Palestinian group questions motives in Lebanon to disarm them
The head of Syrian-backed Fatah al-Intifada (Fatah- Uprising) questioned Monday why the Lebanese government was urging the disarming of Palestinian groups which have bases outside the 12 Palestinian camps in Lebanon, dpa reported.
Abu Moussa, who is based in Syria, was quoted by Lebanese media as saying that his movement's weapons have never harmed Lebanon's national security.
"The Palestinian weapons, both inside and out of the camps, are part of the resistance against Israel" and that "those weapons intend to benefit the nation, the resistance and Lebanon's security," he said.
Some 367,000 Palestinian refugees live in the camps spread around Lebanon.
Fatah Uprising has bases located in eastern Lebanon, close to the Syrian-Lebanese border. The group has close links with Hezbollah.
UN Security Council Resolution 1701, which was adopted in 2006 and ended the 33-day Israeli-Hezbollah war in Lebanon, has called on Lebanon to disarm all militias, including Hezbollah.
Security inside inside the 12 Palestinian refugee camps are in the hands of Palestinian groups which are divided in their loyalties between the Hamas in Gaza and the mainstream Fatah Movement in the West Bank.

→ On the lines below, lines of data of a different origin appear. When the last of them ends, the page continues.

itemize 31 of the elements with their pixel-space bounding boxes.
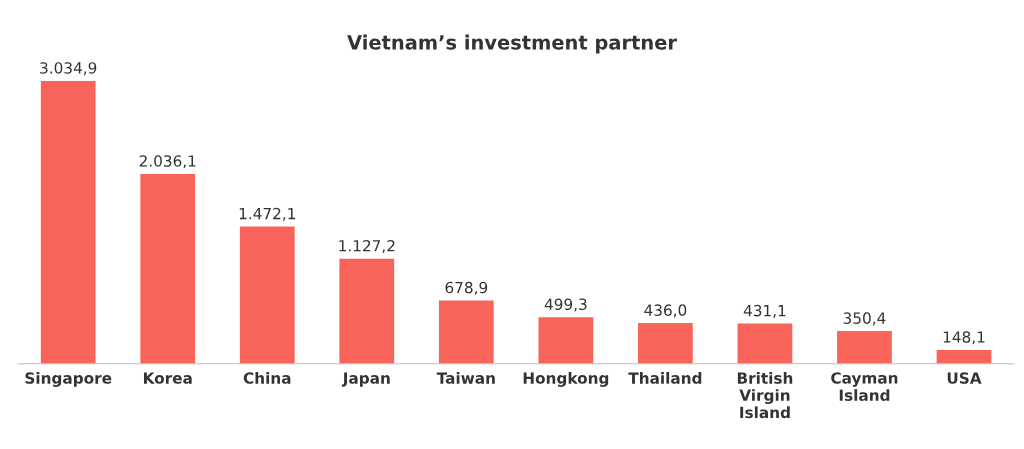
bar	[339, 258, 395, 364]
bar	[40, 80, 96, 364]
x-tick-label: USA	[947, 372, 982, 384]
x-tick-label: Japan	[341, 372, 390, 387]
x-tick-label: British Virgin Island	[737, 372, 793, 419]
bar	[239, 226, 295, 364]
bar	[737, 323, 793, 364]
x-tick-label: Korea	[144, 372, 192, 384]
x-tick-label: Hongkong	[523, 372, 609, 387]
x-tick-label: China	[243, 372, 291, 384]
bar	[140, 173, 196, 364]
bar	[936, 349, 992, 364]
data-label: 678,9	[445, 281, 488, 295]
x-tick-label: Thailand	[628, 372, 702, 384]
chart-title: Vietnam’s investment partner	[347, 34, 677, 54]
x-tick-label: Cayman Island	[831, 372, 898, 401]
bar	[837, 331, 892, 364]
bar	[438, 300, 494, 364]
data-label: 350,4	[843, 312, 886, 326]
data-label: 431,1	[743, 304, 786, 318]
data-label: 2.036,1	[139, 155, 196, 169]
data-label: 1.127,2	[339, 239, 395, 254]
x-tick-label: Taiwan	[436, 372, 495, 384]
x-tick-label: Singapore	[25, 372, 112, 387]
bar	[538, 317, 594, 364]
data-label: 148,1	[943, 331, 985, 345]
data-label: 499,3	[544, 298, 587, 312]
bar	[638, 323, 693, 364]
data-label: 3.034,9	[40, 62, 97, 76]
data-label: 1.472,1	[239, 207, 296, 221]
data-label: 436,0	[644, 304, 687, 318]
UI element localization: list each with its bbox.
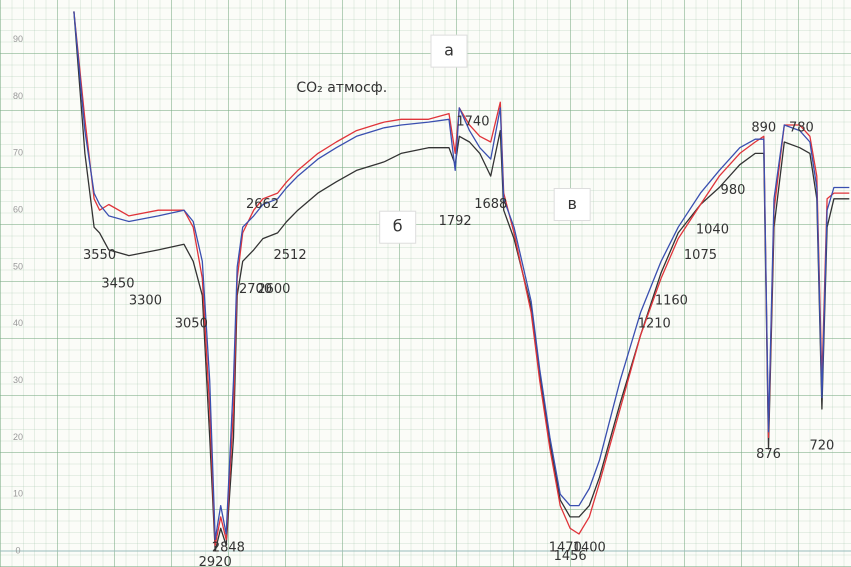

The Lebanese army is not allowed to enter the Palestinian camps, but they mainly control the entrances.
Fatah Uprising broke away from the mainstream Fatah movement in 1983, and is today considered a Syrian-backed movement.
A government source said Abu Moussa's statement "is a new challenge for the Lebanese government."
The source said the statement came at a time when the Lebanese cabinet is discussing the issue and is heading towards taking a unanimous decision to ban Palestinian arms outside refugee camps.